Pensione integrativa, un sogno realizzabile: ecco un esempio concreto!

A seguito delle varie riforme pensionistiche che si sono succedute nel corso degli anni si è passati da un sistema contributivo ad un sistema retributivo. E’ importante sottolineare questo aspetto: chi andava in pensione con il vecchio sistema otteneva laute pensioni anche nella misura dell’80/100% dell’ultima retribuzione (con passaggi di livello dell’ultima ora ed un incremento delle ore straordinarie lavorate per alzare lo stipendio). Oggi sopratutto per le nuove generazioni ciò non sarà piu possibile.

Si calcola che la scopertura per ragazzi che iniziano a lavorare oggi sarà anche del 55/60% in quanto la pensione non sarà piu la media della retribuzione degli ultimi anni come avveniva per il calcolo retributivo ma sarà la sommatoria dei contributi versati diviso un coefficiente che dipenderà delle tabelle demografiche (di mortalità) in vigore in quel momento (sistema contributivo).

Mi sembra evidente che a tendere abbiamo un grosso problema a cui bisogna porre rimedio per tempo.

Il primo consiglio è pertanto di aderire assolutamente ad un fondo pensione almeno apportando il TFR. Il secondo consiglio è di costruirsi una pensione integrativa. Per raggiungere tale scopo gli strumenti possono essere molteplici ma oggi vi spiegherò un metodo molto efficace e pluricollaudato: il PAC su fondo azionario (piano di accumulo capitale).

Ebbene, molti non fanno nulla per una serie di motivi che vengono molto bene esposti in questo articolo che ho selezionato per voi su Morningstar.it.

Le motivazioni esposte nell’articolo di Morningstar che fungono da inibitore ad una sana pianificazione previdenziale possono essere facilmente superate con il metodo del PAC: lo stesso permette di accumulare una ricchezza accantonando piccole cifre mensili per un arco temporale molto lungo.

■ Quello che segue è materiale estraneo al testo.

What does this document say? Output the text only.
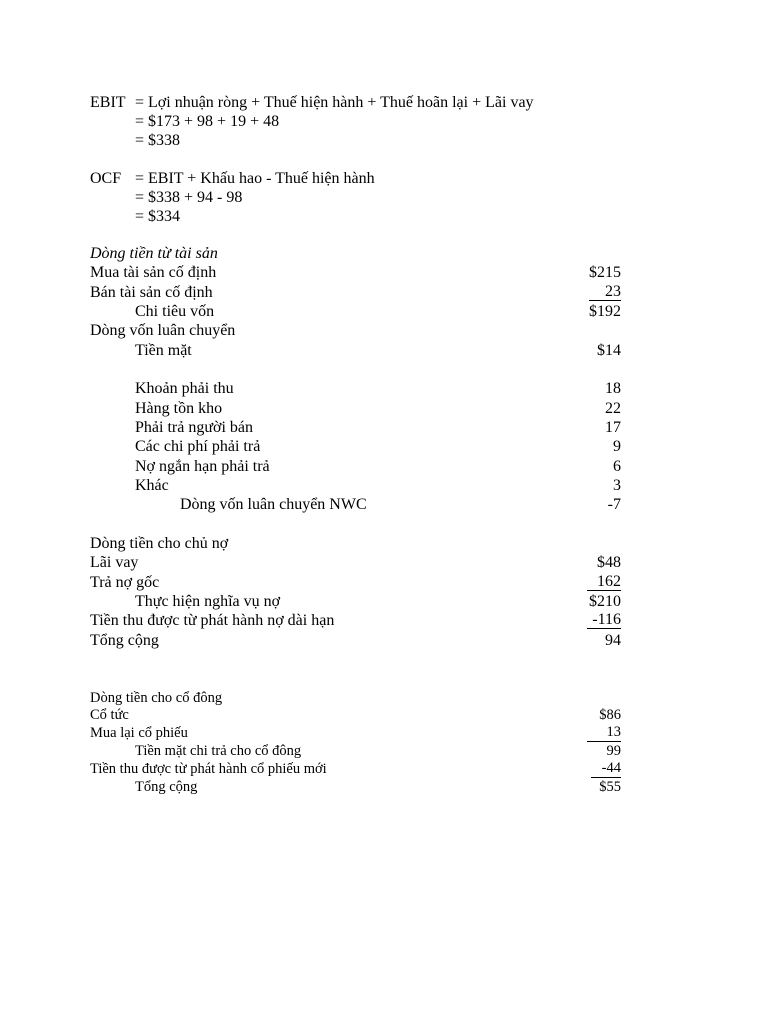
EBIT = Lợi nhuận ròng + Thuế hiện hành + Thuế hoãn lại + Lãi vay
= $173 + 98 + 19 + 48
= $338
OCF = EBIT + Khấu hao - Thuế hiện hành
= $338 + 94 - 98
= $334
Dòng tiền từ tài sản
Mua tài sản cố định	$215
Bán tài sản cố định	23
Chi tiêu vốn	$192
Dòng vốn luân chuyển
Tiền mặt	$14
Khoản phải thu	18
Hàng tồn kho	22
Phải trả người bán	17
Các chi phí phải trả	9
Nợ ngắn hạn phải trả	6
Khác	3
Dòng vốn luân chuyển NWC	-7
Dòng tiền cho chủ nợ
Lãi vay	$48
Trả nợ gốc	162
Thực hiện nghĩa vụ nợ	$210
Tiền thu được từ phát hành nợ dài hạn	-116
Tổng cộng	94
Dòng tiền cho cổ đông
Cổ tức	$86
Mua lại cổ phiếu	13
Tiền mặt chi trả cho cổ đông	99
Tiền thu được từ phát hành cổ phiếu mới	-44
Tổng cộng	$55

Arrivati in prossimità della pensione sarà possibile convertire il montante maturato su una polizza a rendita vitalizia immediata e beneficiare di un integrazione pensionistica: questo argomento lo avevo già trattato in questo post.

Versando ad esempio € 200 al mese per 35 anni su un Pac avrei versato in totale una cifra pari a € 84.000. Se per ipotesi questa cifra fosse diventata pari ad € 150.000 per effetto di una capitalizzazione periodica convertendola in una rendita vitalizia immediata otterrei € 650 al mese rivalutabili per sempre finchè campo (supponendo che la persona sia un uomo di 65 anni e che scelga l’Opzione “restituzione del Montante residuo in caso di decesso agli eredi”, l’aliquota in base alle Tabelle attuali sarebbe 0,05191 .Tale cifra andrebbe a cumularsi con la pensione statale e con l’integrazione del Fondo pensione da TFR assicurandomi una vecchiaia almeno decorosa.

Lo scopo dello strumento Pac azionario è quello di investire a leva i propri risparmi in modo da cercare di ottenere il massimo rendimento prima di convertire il tutto in una Rendita pensionistica. Il rendimento sarà determinato dalla media matematica dei vari innumerevoli acquisti effettuati a prezzi diversi i quali avranno avuto forti oscillazioni negative e positive.Tale strumento diviene particolarmente efficace nei momenti negativi in quanto permette di acquistare con la stessa cifra moltissime quote a sconto.

La parte critica di tutto questo discorso è che i soldi del Pac azionario servono per un investimento a lungo termine e con una precisa esigenza ma se per qualsiasi motivo devo rientrare dei soldi in un momento negativo posso incorrere in perdite rilevanti. Bisogna destinare a questo investimento i soldi che si considerano già per la pensione ed intoccabili(d’altra parte non possiamo prelevare i contributi versati all’Inps o mi sbaglio? E quindi qui concettualmente dovrebbe essere lo stesso!).

Il caso reale analizzato merita un appunto finale: se io per ipotesi avessi acquistato in unica soluzione € 10.000 del fondo Italian Trend il 12/08/08 avrei acquistato ad un prezzo di € 4,01. Oggi tale quota è pari a € 3,67 e pertanto dopo 7 anni subirei ancora un aperdita del 7,5%. Con Lo strumento PAC acquistando a rate mensili ad un certo punto nel giugno 2012 con le quote che valevano € 2,05, compravo il 100% in piu delle quote rispetto all’inizio del piano,nel 2008, che ricordo valevano € 4,01.Il rendimento di questo giochino è stato del 42% pari al 5,4% annuo senza nessun impegno,quasi automaticamente.Oggi potrei chiuderlo, capitalizzare il risultato e ricominciarne uno nuovo e così via sino alla pensione.